バレエヨガインストラクター三科絵理のブログ

バレエヨガインストラクター三科絵理

狂おしいほど、愛。 椿姫のパドドゥ

8月の世界バレエフェスティバルのBプログラムでは、私の大好きな「椿姫」の名場面が、本拠地ハンブルグバレエの2組のダンサーによって披露されました。振付はジョン・ノイマイヤー、音楽はフレデリック・ショパンです。全幕公演を観に行っても、違うペアの主役を観ることはないので、世界バレエフェスティバルという特別ガラ公演の中でこのように盛り込んでくださったのがとても嬉しかったです。

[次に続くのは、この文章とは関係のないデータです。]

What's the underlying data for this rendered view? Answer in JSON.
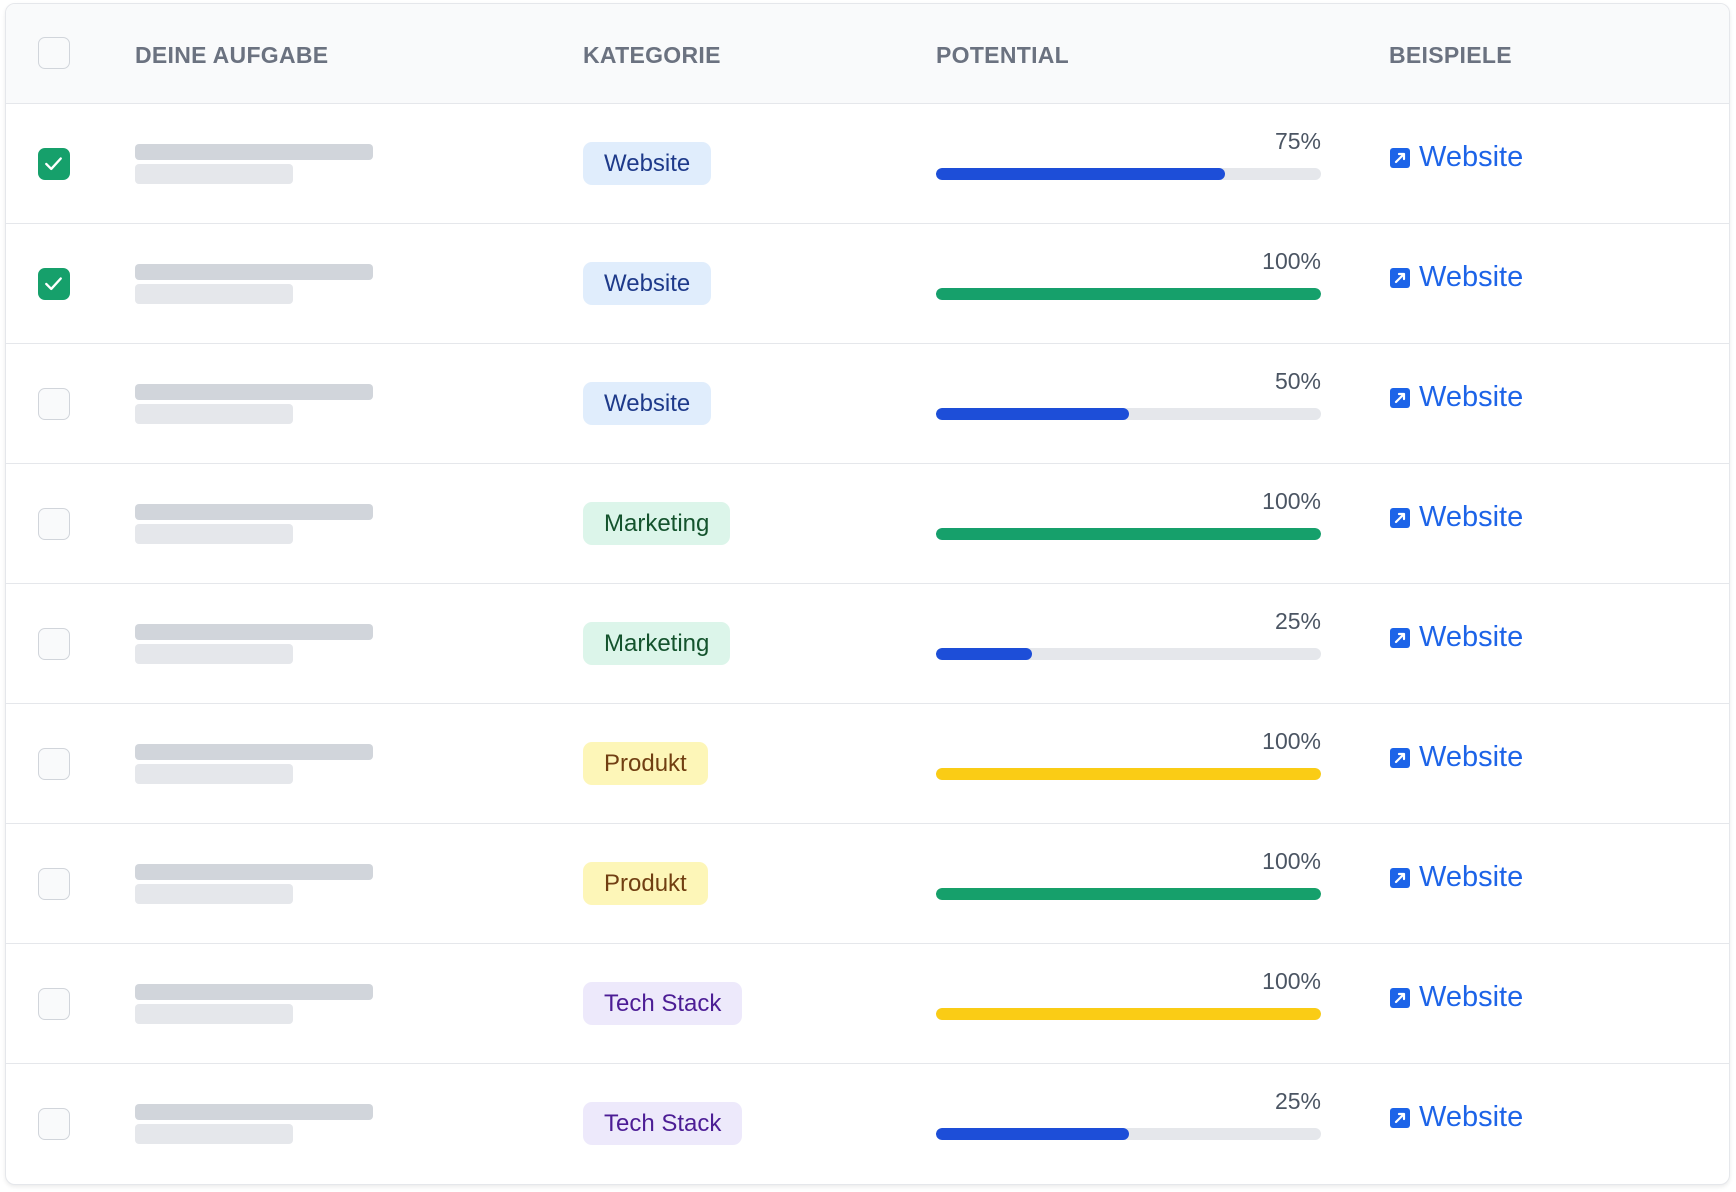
{
  "table": {
    "headers": {
      "task": "DEINE AUFGABE",
      "category": "KATEGORIE",
      "potential": "POTENTIAL",
      "examples": "BEISPIELE"
    },
    "rows": [
      {
        "checked": true,
        "category": "Website",
        "category_style": "website",
        "potential_percent": 75,
        "potential_label": "75%",
        "bar_color": "blue",
        "link": "Website"
      },
      {
        "checked": true,
        "category": "Website",
        "category_style": "website",
        "potential_percent": 100,
        "potential_label": "100%",
        "bar_color": "green",
        "link": "Website"
      },
      {
        "checked": false,
        "category": "Website",
        "category_style": "website",
        "potential_percent": 50,
        "potential_label": "50%",
        "bar_color": "blue",
        "link": "Website"
      },
      {
        "checked": false,
        "category": "Marketing",
        "category_style": "marketing",
        "potential_percent": 100,
        "potential_label": "100%",
        "bar_color": "green",
        "link": "Website"
      },
      {
        "checked": false,
        "category": "Marketing",
        "category_style": "marketing",
        "potential_percent": 25,
        "potential_label": "25%",
        "bar_color": "blue",
        "link": "Website"
      },
      {
        "checked": false,
        "category": "Produkt",
        "category_style": "produkt",
        "potential_percent": 100,
        "potential_label": "100%",
        "bar_color": "yellow",
        "link": "Website"
      },
      {
        "checked": false,
        "category": "Produkt",
        "category_style": "produkt",
        "potential_percent": 100,
        "potential_label": "100%",
        "bar_color": "green",
        "link": "Website"
      },
      {
        "checked": false,
        "category": "Tech Stack",
        "category_style": "techstack",
        "potential_percent": 100,
        "potential_label": "100%",
        "bar_color": "yellow",
        "link": "Website"
      },
      {
        "checked": false,
        "category": "Tech Stack",
        "category_style": "techstack",
        "potential_percent": 50,
        "potential_label": "25%",
        "bar_color": "blue",
        "link": "Website"
      }
    ]
  },
  "colors": {
    "checkbox_checked": "#16a06b",
    "bars": {
      "blue": "#1d4ed8",
      "green": "#16a06b",
      "yellow": "#facc15"
    },
    "link": "#1d64e8",
    "categories": {
      "website": {
        "bg": "#e0edfc",
        "fg": "#1e3a8a"
      },
      "marketing": {
        "bg": "#dcf5ea",
        "fg": "#14532d"
      },
      "produkt": {
        "bg": "#fdf6b8",
        "fg": "#713f12"
      },
      "techstack": {
        "bg": "#ede9fb",
        "fg": "#4c1d95"
      }
    }
  },
  "icons": {
    "checkbox_check": "check-icon",
    "link": "external-link-icon"
  }
}
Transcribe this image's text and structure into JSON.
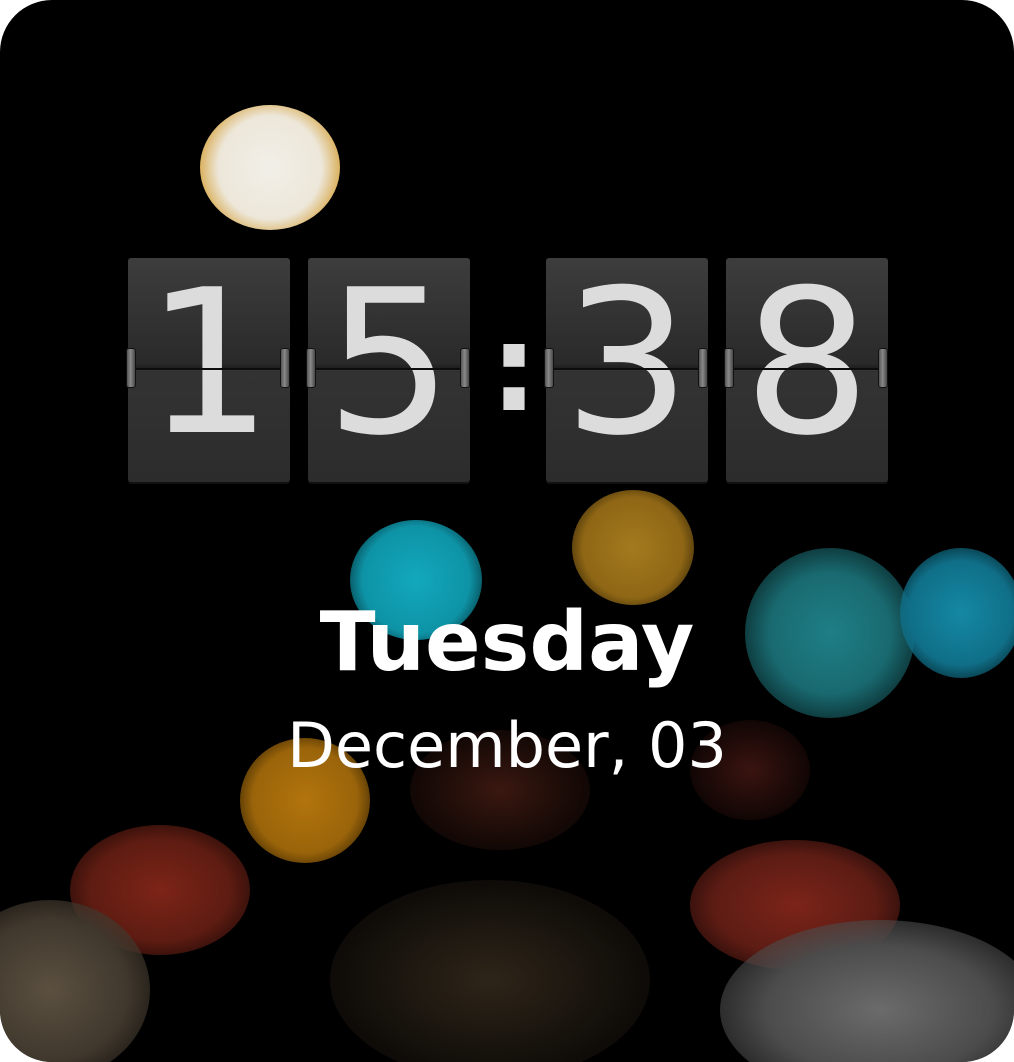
{
  "clock": {
    "hour_tens": "1",
    "hour_ones": "5",
    "separator": ":",
    "minute_tens": "3",
    "minute_ones": "8"
  },
  "date": {
    "weekday": "Tuesday",
    "month_day": "December, 03"
  },
  "colors": {
    "background": "#000000",
    "digit_text": "#dcdcdc",
    "flip_card": "#2e2e2e",
    "date_text": "#ffffff"
  }
}
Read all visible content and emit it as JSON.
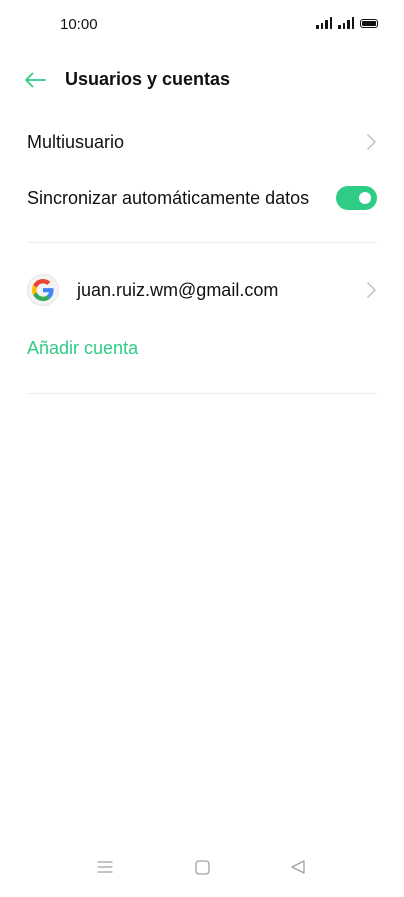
{
  "status_bar": {
    "time": "10:00"
  },
  "header": {
    "title": "Usuarios y cuentas",
    "back_icon": "arrow-left-icon"
  },
  "settings": {
    "multiuser_label": "Multiusuario",
    "sync_label": "Sincronizar automáticamente datos",
    "sync_enabled": true
  },
  "accounts": [
    {
      "email": "juan.ruiz.wm@gmail.com",
      "icon": "google-icon"
    }
  ],
  "add_account_label": "Añadir cuenta",
  "colors": {
    "accent": "#2ecc85",
    "text": "#111111",
    "chevron": "#c8c8c8",
    "divider": "#ececec",
    "nav_icon": "#a0a0a0"
  }
}
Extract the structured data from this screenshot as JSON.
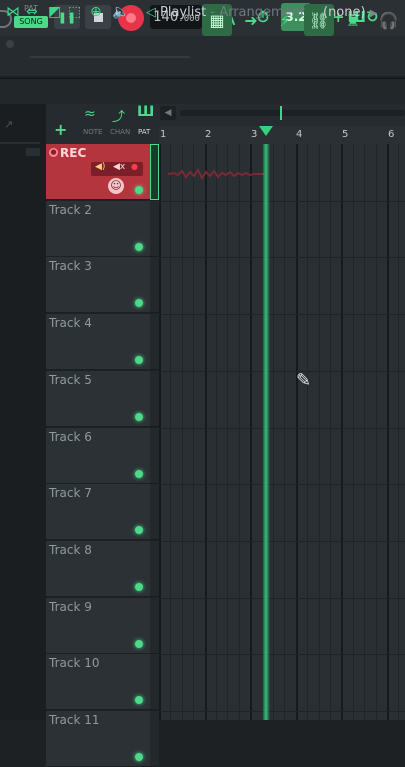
{
  "transport": {
    "pat_label": "PAT",
    "song_label": "SONG",
    "tempo_main": "140",
    "tempo_decimal": ".000",
    "snap_value": "3.2"
  },
  "playlist": {
    "title": "Playlist",
    "separator": " - ",
    "subtitle": "Arrangement",
    "pattern_selector": "(none)"
  },
  "columns": {
    "note": "NOTE",
    "chan": "CHAN",
    "pat": "PAT"
  },
  "ruler": {
    "bars": [
      "1",
      "2",
      "3",
      "4",
      "5",
      "6"
    ]
  },
  "tracks": [
    {
      "name": "REC",
      "recording": true
    },
    {
      "name": "Track 2"
    },
    {
      "name": "Track 3"
    },
    {
      "name": "Track 4"
    },
    {
      "name": "Track 5"
    },
    {
      "name": "Track 6"
    },
    {
      "name": "Track 7"
    },
    {
      "name": "Track 8"
    },
    {
      "name": "Track 9"
    },
    {
      "name": "Track 10"
    },
    {
      "name": "Track 11"
    }
  ],
  "colors": {
    "accent": "#4dd98a",
    "record": "#e8344a",
    "rec_track": "#b5353f",
    "playhead": "#34d27f"
  },
  "icons": {
    "tool_draw": "pencil-icon",
    "cursor": "mouse-pencil-icon"
  }
}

この物語でいつも感じるのは、椿姫がアルマンという純情な青年に愛され、破滅していく危険をわかっていても、愛も暴挙も受け入れて、病死に近づいていく様に心打たれます。悲劇なのですが、あたたかい母性に包まれます。

ガラ公演なので、直前はまったく違う作品が差し込まれている公演構成でしたが、どちらのペアもすぐに物語に引き込まれました。

第2幕のパドドゥを踊ったのは、アリシア・アマトリアンとフリーデマン・フォーゲル。

アマトリアンは、長い金髪をふわふわとなびかせながら妖精のようでいて、とても儚げであどけない少女のようにも見えます。それがまたファンタジーの世界へ引き込まれてしまいます。

フォーゲルは、とても生き生きとした爽やかな貴公子。健やかそうな青年がそれでも夢中になっていき、第2幕ということもあってか猟奇的な感じよりは、真剣さが際立ちました。

真面目な人がどんどん真剣にのめり込んでいく…。

考えてみてください。それはそれで危険な「破滅」の入り口にも感じられるものです。

まさに椿姫の世界でした。全幕でも見てみたいペアです…。

第3幕のパドドゥは、アンナ・ラウデールとエドウィン・レヴァツォフ。

夫妻の息がばっちりと合うドラマティックな演技は前にも全幕で観ていたのですが、また観られて嬉しく、そして飽きないのが自分でも不思議です…。

ラウデールは、賢く聡明な女性の印象を感じます。原作でも、椿姫(マルグリッド)は、恋人アルマンの弱さも危うさも分かっていながらも、彼の猛烈な愛情に心を開いていく人なので、ラウデールのそのドラマにリアリティーを感じてしまいます。

レヴァツォフは、この時代のブルジョア階級の貴公子らしさが似合います。

猟奇的で危うい貴公子で、椿姫のためなら何でもしてしまいそうな怖さがあります。

その貴公子らしさは、作曲家ショパンも「こんな風な貴族社会で生きていたのだろうな」と妄想させます。

文学のイメージを広げさせてくれるダンサーというのは、素晴らしいことですよね。

ジョン・ノイマイヤーはコリオグラファーは語る (パフォーミング・アーツ・ブックス)の本で「椿姫」が誕生するまでの秘話、想いを語っています。昔の本ですが、彼の思考と感性、かつての師ジョン・クランコとの自分の考えの違い、ベジャールと共感できること(特にエモーショナルな点)などのエピソードも興味深いです。

ノイマイヤーの椿姫を観ていると、これをゼロから創作できる人というのは、人間心理と文学の構成を深く理解でき、解釈できるなんだなということをひしひしと痛感させられます。うわべだけの理解ではこの奥深さが引き出せない…そこに一番尊敬を感じます。原作者デュマの表現を忠実に汲み取りながら、ダンスだからこそ実現できる描写を形に起こしています。

振付のときには、私は男にも女にもなることができる。私は心がわかるのです。

ジョン・ノイマイヤーはこう答えていて、それは大それたことではなく、とても彼らしい言葉だと感じます。

まさにすべての登場人物の心の動き、そして時代背景と、現代の人に向けてふさわしい演出手法をを理解し、舞台上に無駄はひとつもなく、すべてに意味がある状態で存在させることができるという点に本当に才能を感じます。

私は昔コンテンポラリーダンスの抽象寄りな作品に憧れたこともありましたが、大人になり年を重ねつつ、ドラマティックバレエの「エモーショナル」な要素にますます心惹かれるようになりました。

バレエ作品以外の文学ももっと知りたいですし、それらから醸成されていく自分自身の感性にも心を開いていきたいなと思います。